Las películas de Jodorowski cuentan, eso sí, con planos y encuadres muy bien armados, a veces clavados en la simetría, otras aduladores de los colores y de los constrates, mucho sentimiento feliniano y estupendo sentido estético. Eso nunca lo vamos a negar. La danza de la realidad navega esos mismo mares y, creo, es su única virtud.

Detrás de ello la película se enreda en virtuosismos narrativos que se acercan más al viaje astral que a la sanación de dolores (creo que es una película en la que Jodorowski expía muchas de las heridas de su niñez), rebusca demasiado en sus metáforas (la madre cantante, el niño “mascota” de la estación de bomberos) y obliga a entrar (en una narración de más de dos horas) a un circo monumental de sin sentidos que, claro, lo son para nosotros, pero no para su creador, un Alejandro Jodorowski que nunca ha hecho cine para los demás sino para él mismo.
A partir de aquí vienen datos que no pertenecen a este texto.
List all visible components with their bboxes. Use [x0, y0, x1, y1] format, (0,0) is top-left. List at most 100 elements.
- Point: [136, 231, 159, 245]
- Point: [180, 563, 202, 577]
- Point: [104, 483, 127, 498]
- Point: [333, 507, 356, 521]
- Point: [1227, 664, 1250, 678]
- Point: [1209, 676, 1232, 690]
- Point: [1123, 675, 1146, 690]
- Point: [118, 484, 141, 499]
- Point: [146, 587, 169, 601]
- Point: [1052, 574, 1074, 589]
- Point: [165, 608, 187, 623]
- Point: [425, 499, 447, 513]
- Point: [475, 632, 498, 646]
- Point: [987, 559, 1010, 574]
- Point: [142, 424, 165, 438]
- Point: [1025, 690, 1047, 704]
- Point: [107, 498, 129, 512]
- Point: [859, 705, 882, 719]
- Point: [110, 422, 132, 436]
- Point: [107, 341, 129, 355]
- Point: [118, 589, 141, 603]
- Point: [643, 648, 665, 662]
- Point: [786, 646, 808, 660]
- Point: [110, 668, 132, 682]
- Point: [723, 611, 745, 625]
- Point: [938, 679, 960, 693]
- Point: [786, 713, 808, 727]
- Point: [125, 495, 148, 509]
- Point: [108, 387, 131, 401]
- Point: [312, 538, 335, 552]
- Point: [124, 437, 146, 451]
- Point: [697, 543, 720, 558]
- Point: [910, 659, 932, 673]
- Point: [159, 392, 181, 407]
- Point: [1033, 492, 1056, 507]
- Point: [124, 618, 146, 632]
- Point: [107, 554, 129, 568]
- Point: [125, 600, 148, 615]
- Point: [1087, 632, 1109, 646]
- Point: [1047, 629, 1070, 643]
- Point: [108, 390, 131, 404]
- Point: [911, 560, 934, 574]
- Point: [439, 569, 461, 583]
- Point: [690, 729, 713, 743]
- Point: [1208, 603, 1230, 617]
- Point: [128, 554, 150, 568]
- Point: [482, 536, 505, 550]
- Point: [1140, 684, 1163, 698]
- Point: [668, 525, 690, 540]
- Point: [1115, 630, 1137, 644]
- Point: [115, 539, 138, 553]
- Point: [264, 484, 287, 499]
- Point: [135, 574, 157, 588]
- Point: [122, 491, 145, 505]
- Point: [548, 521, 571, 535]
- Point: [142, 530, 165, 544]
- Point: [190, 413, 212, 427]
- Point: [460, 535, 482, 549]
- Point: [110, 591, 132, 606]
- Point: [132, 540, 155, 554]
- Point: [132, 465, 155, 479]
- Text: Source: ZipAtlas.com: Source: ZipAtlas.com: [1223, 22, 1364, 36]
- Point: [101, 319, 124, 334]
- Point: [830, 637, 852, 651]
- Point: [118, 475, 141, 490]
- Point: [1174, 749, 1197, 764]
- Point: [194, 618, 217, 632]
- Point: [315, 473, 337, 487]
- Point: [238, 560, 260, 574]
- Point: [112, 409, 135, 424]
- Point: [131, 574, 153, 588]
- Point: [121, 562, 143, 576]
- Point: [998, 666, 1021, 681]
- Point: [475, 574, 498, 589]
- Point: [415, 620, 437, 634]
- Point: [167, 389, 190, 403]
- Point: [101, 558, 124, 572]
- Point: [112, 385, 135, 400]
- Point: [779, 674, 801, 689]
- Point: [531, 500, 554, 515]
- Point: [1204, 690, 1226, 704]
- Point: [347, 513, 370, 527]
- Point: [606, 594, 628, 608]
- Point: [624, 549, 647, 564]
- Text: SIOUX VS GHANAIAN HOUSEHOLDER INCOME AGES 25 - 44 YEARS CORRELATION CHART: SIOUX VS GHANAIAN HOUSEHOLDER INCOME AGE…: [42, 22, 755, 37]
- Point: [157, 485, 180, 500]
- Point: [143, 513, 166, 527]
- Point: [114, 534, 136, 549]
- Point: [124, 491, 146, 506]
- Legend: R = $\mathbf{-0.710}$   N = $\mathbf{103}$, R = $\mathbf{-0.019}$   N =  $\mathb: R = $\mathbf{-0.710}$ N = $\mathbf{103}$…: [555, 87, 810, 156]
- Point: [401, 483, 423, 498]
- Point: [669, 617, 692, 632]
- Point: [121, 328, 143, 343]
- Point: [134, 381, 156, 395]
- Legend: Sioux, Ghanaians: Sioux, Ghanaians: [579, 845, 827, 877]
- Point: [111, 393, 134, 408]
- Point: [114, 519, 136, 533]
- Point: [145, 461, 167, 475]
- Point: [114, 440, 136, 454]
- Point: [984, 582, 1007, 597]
Sumando esos aspectos la película es una gigantesca lápida de sobreactuaciones y momentos que van del absurdo jodorowskiano al humor involuntario, de personajes desprovistos de matices a evocaciones falsamente iluminadas, estruendosamente escurridizas.

Eso sí, si alguno de los que leen entiende y sigue los preceptos de la psicomagia y la filosofía de Jodorowski encontrarán una serie ilimitada de claves, pistas, guiños y consejos que en las dos horas que muchos padecemos, fabricarán una experiencia digna justo de eso, del mundo de Alejandro Jodorowski.